Isodontia grass-carrying wasps are a common sight around houses, gathering dry blades of grass and stuffing them into a crevice to furnish a nest. Grass-carrying wasps are predators of katydids and tree crickets and, like the digger wasps, leave their prey alive, but paralyzed, for their larvae to feed on.
The giant cicada killer wasps (Sphecius sp.) are hard not to notice. Reaching lengths of an inch or more, these are among the largest wasps in North America. Even so, these formidable-looking insects are typically harmless. Females are not aggressive and although males may behave aggressively, they are unable to sting. Cicada killers sometimes form nesting aggregations, with many females utilizing the same patch of bare soil while males hover about looking for opportunities to mate. As their common name suggests, cicada killers hunt cicadas, paralyzing them and then flying back to their nest while carrying a prey item heavier than themselves. The wasp larva consumes the cicada and emerges as an adult the following summer.
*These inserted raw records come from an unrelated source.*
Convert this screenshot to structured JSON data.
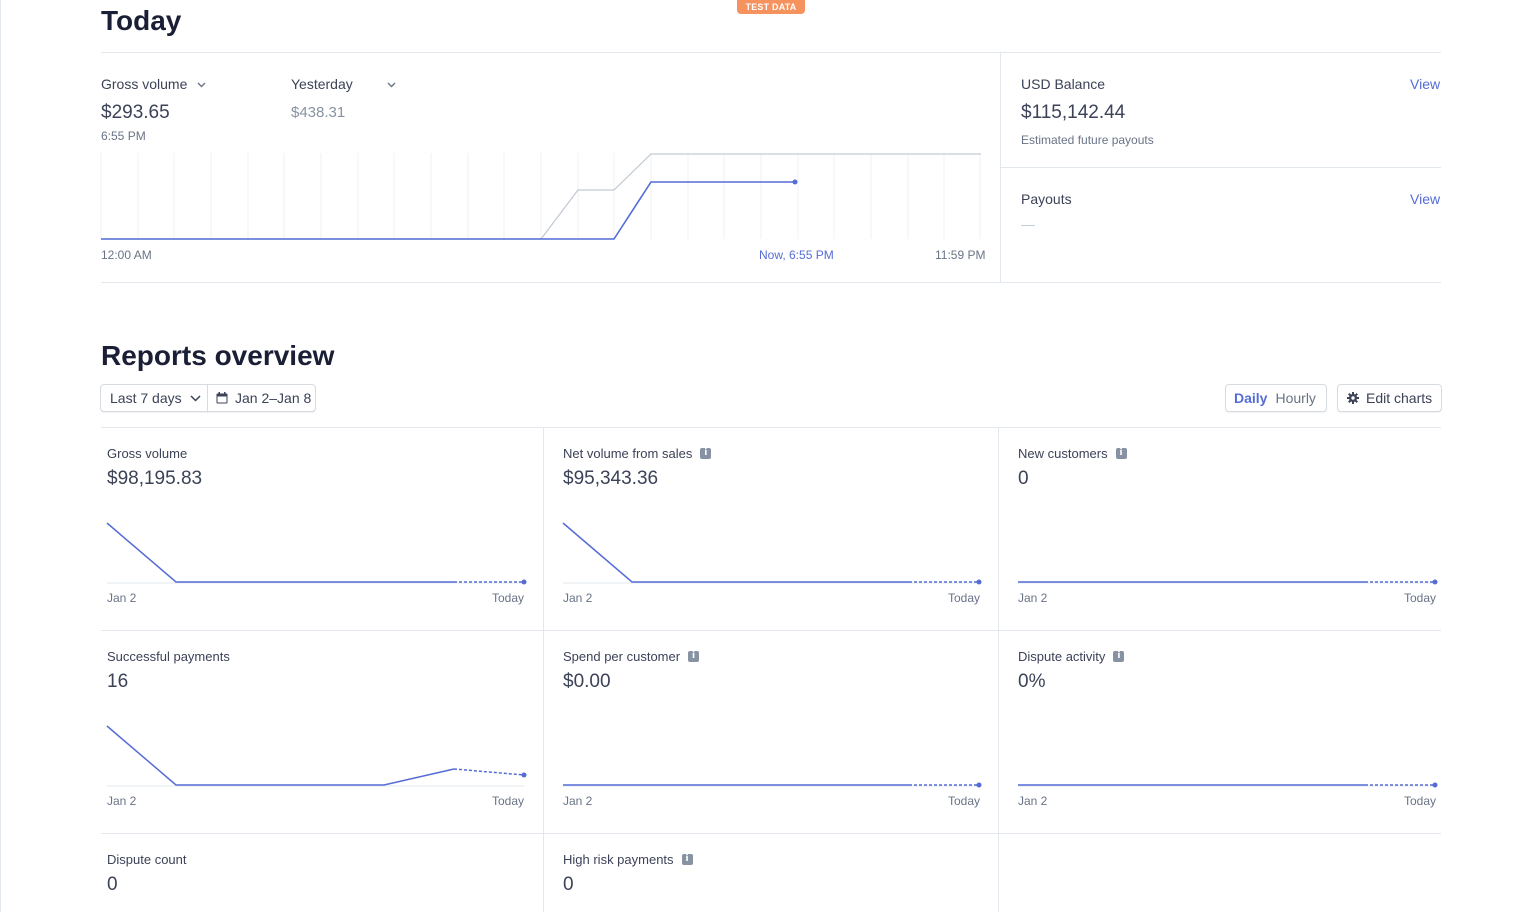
{
  "badge": "TEST DATA",
  "today": {
    "title": "Today",
    "gross_label": "Gross volume",
    "gross_value": "$293.65",
    "gross_time": "6:55 PM",
    "compare_label": "Yesterday",
    "compare_value": "$438.31",
    "axis": {
      "start": "12:00 AM",
      "now": "Now, 6:55 PM",
      "end": "11:59 PM"
    },
    "balance": {
      "label": "USD Balance",
      "link": "View",
      "value": "$115,142.44",
      "note": "Estimated future payouts"
    },
    "payouts": {
      "label": "Payouts",
      "link": "View",
      "value": "—"
    }
  },
  "reports": {
    "title": "Reports overview",
    "range_select": "Last 7 days",
    "date_range": "Jan 2–Jan 8",
    "toggle": {
      "daily": "Daily",
      "hourly": "Hourly"
    },
    "edit_label": "Edit charts",
    "tiles": [
      {
        "title": "Gross volume",
        "value": "$98,195.83",
        "start": "Jan 2",
        "end": "Today",
        "info": false
      },
      {
        "title": "Net volume from sales",
        "value": "$95,343.36",
        "start": "Jan 2",
        "end": "Today",
        "info": true
      },
      {
        "title": "New customers",
        "value": "0",
        "start": "Jan 2",
        "end": "Today",
        "info": true
      },
      {
        "title": "Successful payments",
        "value": "16",
        "start": "Jan 2",
        "end": "Today",
        "info": false
      },
      {
        "title": "Spend per customer",
        "value": "$0.00",
        "start": "Jan 2",
        "end": "Today",
        "info": true
      },
      {
        "title": "Dispute activity",
        "value": "0%",
        "start": "Jan 2",
        "end": "Today",
        "info": true
      },
      {
        "title": "Dispute count",
        "value": "0",
        "info": false
      },
      {
        "title": "High risk payments",
        "value": "0",
        "info": true
      }
    ]
  },
  "colors": {
    "accent": "#556cd6",
    "badge": "#f5925e",
    "grid": "#e3e8ee"
  }
}
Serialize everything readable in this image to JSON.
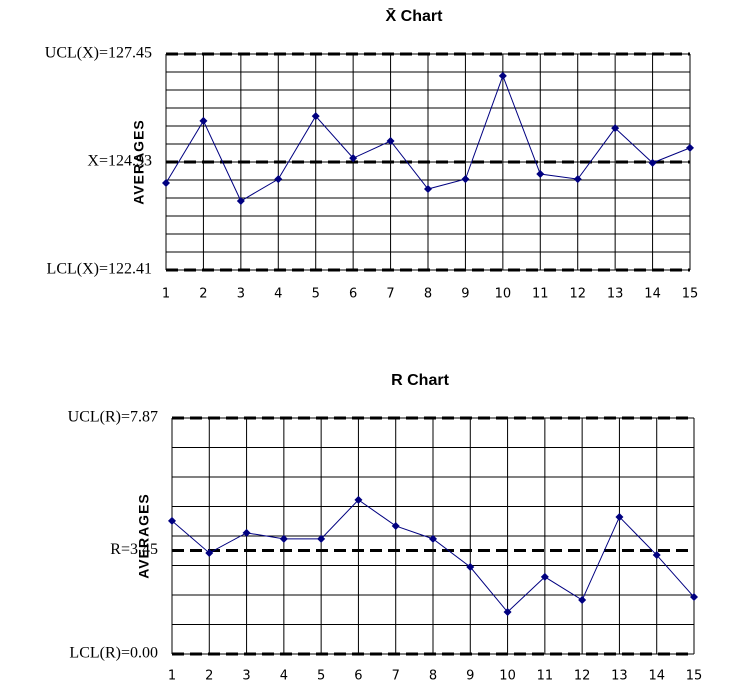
{
  "chart_data": [
    {
      "type": "line",
      "title": "X̄ Chart",
      "y_label": "AVERAGES",
      "categories": [
        "1",
        "2",
        "3",
        "4",
        "5",
        "6",
        "7",
        "8",
        "9",
        "10",
        "11",
        "12",
        "13",
        "14",
        "15"
      ],
      "values": [
        124.44,
        125.89,
        124.02,
        124.53,
        126.0,
        125.02,
        125.42,
        124.3,
        124.53,
        126.94,
        124.65,
        124.53,
        125.72,
        124.91,
        125.26
      ],
      "color": "#000080",
      "ylim": [
        122.41,
        127.45
      ],
      "yticks": [
        {
          "value": 122.41,
          "label": "LCL(X)=122.41"
        },
        {
          "value": 124.93,
          "label": "X=124.93"
        },
        {
          "value": 127.45,
          "label": "UCL(X)=127.45"
        }
      ],
      "grid": true
    },
    {
      "type": "line",
      "title": "R Chart",
      "y_label": "AVERAGES",
      "categories": [
        "1",
        "2",
        "3",
        "4",
        "5",
        "6",
        "7",
        "8",
        "9",
        "10",
        "11",
        "12",
        "13",
        "14",
        "15"
      ],
      "values": [
        4.44,
        3.37,
        4.04,
        3.84,
        3.84,
        5.14,
        4.27,
        3.84,
        2.9,
        1.4,
        2.57,
        1.8,
        4.57,
        3.3,
        1.9
      ],
      "color": "#000080",
      "ylim": [
        0,
        7.87
      ],
      "yticks": [
        {
          "value": 0,
          "label": "LCL(R)=0.00"
        },
        {
          "value": 3.45,
          "label": "R=3.45"
        },
        {
          "value": 7.87,
          "label": "UCL(R)=7.87"
        }
      ],
      "grid": true
    }
  ]
}
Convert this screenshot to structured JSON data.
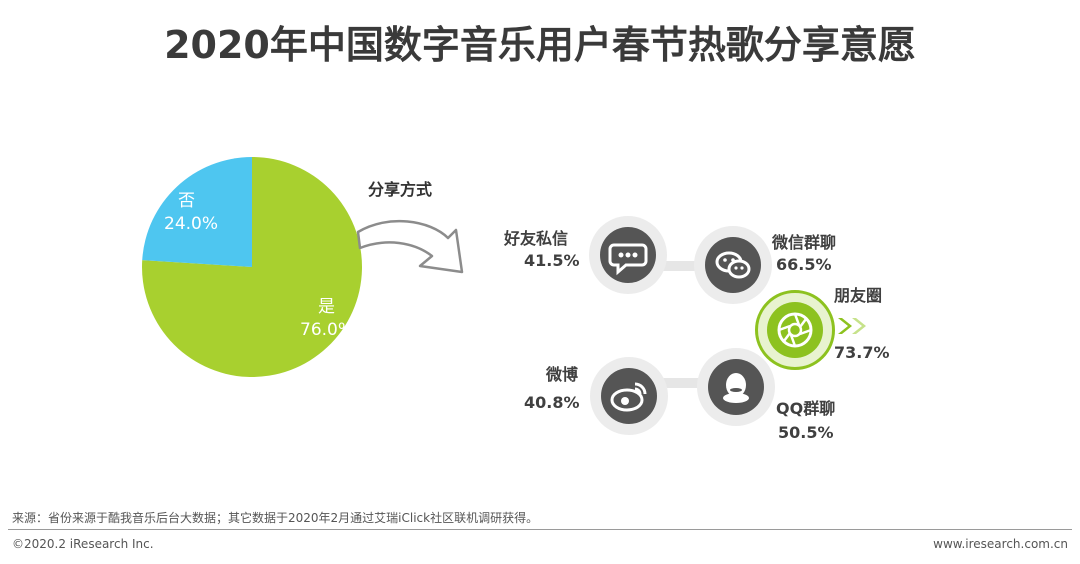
{
  "title": "2020年中国数字音乐用户春节热歌分享意愿",
  "chart_data": [
    {
      "type": "pie",
      "categories": [
        "是",
        "否"
      ],
      "values": [
        76.0,
        24.0
      ],
      "labels": [
        "76.0%",
        "24.0%"
      ],
      "colors": [
        "#a8d02f",
        "#4ec6f0"
      ]
    },
    {
      "type": "bar",
      "title": "分享方式",
      "categories": [
        "好友私信",
        "微信群聊",
        "朋友圈",
        "微博",
        "QQ群聊"
      ],
      "values": [
        41.5,
        66.5,
        73.7,
        40.8,
        50.5
      ],
      "labels": [
        "41.5%",
        "66.5%",
        "73.7%",
        "40.8%",
        "50.5%"
      ],
      "icons": [
        "chat-bubble-icon",
        "wechat-icon",
        "camera-aperture-icon",
        "weibo-icon",
        "qq-penguin-icon"
      ],
      "highlight": "朋友圈",
      "highlight_color": "#8dc21f"
    }
  ],
  "footer": {
    "source": "来源：省份来源于酷我音乐后台大数据；其它数据于2020年2月通过艾瑞iClick社区联机调研获得。",
    "copyright": "©2020.2 iResearch Inc.",
    "website": "www.iresearch.com.cn"
  }
}
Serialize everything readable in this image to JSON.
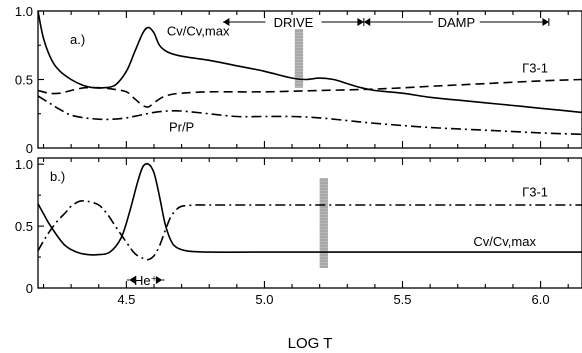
{
  "chart_data": {
    "type": "line",
    "xlabel": "LOG T",
    "xlim": [
      4.18,
      6.15
    ],
    "xticks": [
      {
        "value": 4.5,
        "label": "4.5"
      },
      {
        "value": 5.0,
        "label": "5.0"
      },
      {
        "value": 5.5,
        "label": "5.5"
      },
      {
        "value": 6.0,
        "label": "6.0"
      }
    ],
    "panels": [
      {
        "tag": "a.)",
        "ylim": [
          0,
          1.0
        ],
        "yticks": [
          {
            "value": 0,
            "label": "0"
          },
          {
            "value": 0.5,
            "label": "0.5"
          },
          {
            "value": 1.0,
            "label": "1.0"
          }
        ],
        "band": [
          5.11,
          5.14
        ],
        "annotations": [
          {
            "id": "drive",
            "text": "DRIVE",
            "x_from": 4.85,
            "x_to": 5.36
          },
          {
            "id": "damp",
            "text": "DAMP",
            "x_from": 5.36,
            "x_to": 6.03
          }
        ],
        "series": [
          {
            "name": "Cv/Cv,max",
            "style": "solid",
            "label_at": [
              4.76,
              0.82
            ],
            "x": [
              4.18,
              4.2,
              4.23,
              4.26,
              4.3,
              4.34,
              4.38,
              4.42,
              4.46,
              4.5,
              4.53,
              4.56,
              4.58,
              4.6,
              4.62,
              4.65,
              4.7,
              4.8,
              4.9,
              5.0,
              5.1,
              5.15,
              5.2,
              5.25,
              5.3,
              5.35,
              5.4,
              5.5,
              5.6,
              5.7,
              5.8,
              5.9,
              6.0,
              6.15
            ],
            "y": [
              1.0,
              0.8,
              0.64,
              0.56,
              0.5,
              0.46,
              0.44,
              0.44,
              0.46,
              0.56,
              0.7,
              0.84,
              0.88,
              0.84,
              0.75,
              0.7,
              0.67,
              0.64,
              0.6,
              0.56,
              0.51,
              0.5,
              0.51,
              0.5,
              0.47,
              0.44,
              0.42,
              0.4,
              0.37,
              0.35,
              0.33,
              0.31,
              0.29,
              0.26
            ]
          },
          {
            "name": "Γ3-1",
            "style": "dashed",
            "label_at": [
              5.98,
              0.55
            ],
            "x": [
              4.18,
              4.22,
              4.26,
              4.3,
              4.35,
              4.4,
              4.45,
              4.5,
              4.53,
              4.56,
              4.58,
              4.6,
              4.63,
              4.66,
              4.7,
              4.8,
              5.0,
              5.2,
              5.4,
              5.6,
              5.8,
              6.0,
              6.15
            ],
            "y": [
              0.42,
              0.4,
              0.4,
              0.42,
              0.44,
              0.44,
              0.43,
              0.41,
              0.36,
              0.31,
              0.3,
              0.33,
              0.37,
              0.39,
              0.4,
              0.41,
              0.41,
              0.42,
              0.43,
              0.45,
              0.47,
              0.49,
              0.5
            ]
          },
          {
            "name": "Pr/P",
            "style": "dashdot",
            "label_at": [
              4.7,
              0.12
            ],
            "x": [
              4.18,
              4.22,
              4.26,
              4.3,
              4.35,
              4.4,
              4.45,
              4.5,
              4.55,
              4.6,
              4.65,
              4.7,
              4.8,
              4.9,
              5.0,
              5.1,
              5.2,
              5.3,
              5.4,
              5.6,
              5.8,
              6.0,
              6.15
            ],
            "y": [
              0.38,
              0.33,
              0.28,
              0.24,
              0.22,
              0.21,
              0.21,
              0.22,
              0.24,
              0.26,
              0.27,
              0.27,
              0.25,
              0.23,
              0.23,
              0.23,
              0.22,
              0.2,
              0.18,
              0.15,
              0.13,
              0.11,
              0.1
            ]
          }
        ]
      },
      {
        "tag": "b.)",
        "ylim": [
          0,
          1.05
        ],
        "yticks": [
          {
            "value": 0,
            "label": "0"
          },
          {
            "value": 0.5,
            "label": "0.5"
          },
          {
            "value": 1.0,
            "label": "1.0"
          }
        ],
        "band": [
          5.2,
          5.23
        ],
        "annotations": [
          {
            "id": "he-plus",
            "text": "He⁺",
            "x_from": 4.51,
            "x_to": 4.63
          }
        ],
        "series": [
          {
            "name": "Γ3-1",
            "style": "dashdot",
            "label_at": [
              5.98,
              0.74
            ],
            "x": [
              4.18,
              4.2,
              4.22,
              4.25,
              4.28,
              4.3,
              4.33,
              4.36,
              4.4,
              4.43,
              4.46,
              4.5,
              4.53,
              4.56,
              4.58,
              4.6,
              4.62,
              4.64,
              4.66,
              4.68,
              4.7,
              4.75,
              4.8,
              5.0,
              5.5,
              6.0,
              6.15
            ],
            "y": [
              0.3,
              0.38,
              0.45,
              0.54,
              0.61,
              0.66,
              0.7,
              0.7,
              0.67,
              0.6,
              0.5,
              0.37,
              0.28,
              0.24,
              0.23,
              0.26,
              0.34,
              0.46,
              0.57,
              0.63,
              0.66,
              0.67,
              0.67,
              0.67,
              0.67,
              0.67,
              0.67
            ]
          },
          {
            "name": "Cv/Cv,max",
            "style": "solid",
            "label_at": [
              5.87,
              0.34
            ],
            "x": [
              4.18,
              4.2,
              4.22,
              4.25,
              4.28,
              4.32,
              4.36,
              4.4,
              4.44,
              4.48,
              4.51,
              4.54,
              4.56,
              4.58,
              4.6,
              4.62,
              4.64,
              4.66,
              4.68,
              4.72,
              4.8,
              5.0,
              5.5,
              6.0,
              6.15
            ],
            "y": [
              0.68,
              0.6,
              0.52,
              0.42,
              0.34,
              0.29,
              0.27,
              0.27,
              0.29,
              0.4,
              0.6,
              0.85,
              0.98,
              1.0,
              0.93,
              0.74,
              0.52,
              0.39,
              0.33,
              0.3,
              0.29,
              0.29,
              0.29,
              0.29,
              0.29
            ]
          }
        ]
      }
    ]
  }
}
Other solitary wasps hunt soft-bodied prey. The thread-waisted wasps in the genus Ammophila are a group of impossibly-skinny caterpillar predators. They can often be seen flying with a caterpillar slung underneath their body, toting their paralyzed prey back to an underground nest. Interestingly, after completing their nests and filling the tunnel with sand, some thread-waisted wasps have been observed using a small stone held between their jaws to tamp down soil at the former nest entrance, a behavior sometimes considered to be an example of tool use!
Though they may lack the charisma of butterflies, bees, and other favorite garden insects, solitary wasps are a diverse group that play an essential part in regulating numbers of herbivorous insects. By leaving patches of bare soil for nesting and planting milkweeds (Asclepias sp.), mountain mints (Pycnanthemum sp.), joe-pye weeds (Eupatorium sp.) , and other favorite nectar plants, you can encourage the presence of these beneficial insects in your yard and enjoy their pest-control services and enthralling behaviors.